Фон Швенди откинулся в кресле, сложил руки на груди и оскалил зубы – этой позе он, собственно говоря, был обязан и как полковник и как национальный советник.
– Любезный мой доктор, – произнес он, – я действительно хотел бы, наконец, узнать, почему вы так упорно навязываете этого Шмида моему славному Гастману. То, что происходит там, в Юрских горах, полиции совсем не касается, у нас ведь еще не гестапо.
Лутц был огорошен.
– Почему это мы навязываем твоему совершенно неизвестному нам клиенту убитого Шмида? – спросил он растерянно. – И почему это нас не должно касаться убийство?

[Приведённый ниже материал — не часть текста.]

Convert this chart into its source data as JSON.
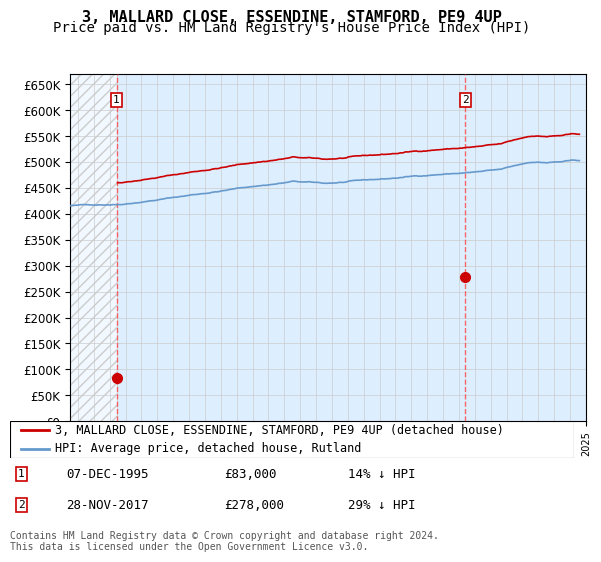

– Если вы не имеете никакого представления о том, что Шмид под фамилией доктора Прантля, мюнхенского приват-доцента по истории американской культуры, присутствовал на приемах, которые Гастман давал в своем доме в Ламбуэне, то вся полиция обязана по причине своей полной криминалистической непригодности подать в отставку, – заявил фон Швенди и возбужденно забарабанил пальцами правой руки по столу Лутца.
– Об этом мы ничего не знаем, дорогой Оскар, – сказал Лутц, с облегчением вспомнив, наконец, имя национального советника. – Ты мне сообщил сейчас большую новость.
– Ага, – сухо произнес фон Швенди и замолчал, в то время как Лутца все больше охватывало сознание своей подвластности и предчувствие, что теперь ему придется шаг за шагом во всем уступать требованиям полковника. Он беспомощно оглянулся на картины Траффелета, на марширующих солдат, на развевающиеся швейцарские знамена, на сидящего на коне генерала.
Национальный советник с некоторым торжеством заметил растерянность следователя и, наконец, добавил к своему «ага», как бы поясняя его:
– Полиция, значит, узнает большую новость; полиция, значит, опять ничего не знала.
Как ни неприятно ему было и сколь невыносимым ни делала бесцеремонность фон Швенди его положение, следователь все же должен был признать, что Шмид бывал у Гастмана не по делам службы и что полиция понятия не имела о его посещениях Ламбуэна. Шмид это делал по личной инициативе, закончил Лутц свое нескладное объяснение. По какой же причине тот взял себе фальшивое имя, пока что для него загадка.
Фон Швенди наклонился вперед и взглянул на Лутца своими покрасневшими заплывшими глазами.
– Это объясняет все, – сказал он, – он шпионил в пользу одной иностранной державы.
– Что ты говоришь? – воскликнул Лутц еще более растерянно.
– Мне сдается, – сказал национальный советник, – что полиция должна теперь прежде всего выяснить, зачем Шмид бывал у Гастмана.
– Полиция должна прежде всего узнать что-нибудь о самом Гастмане, дорогой Оскар, – возразил Лутц.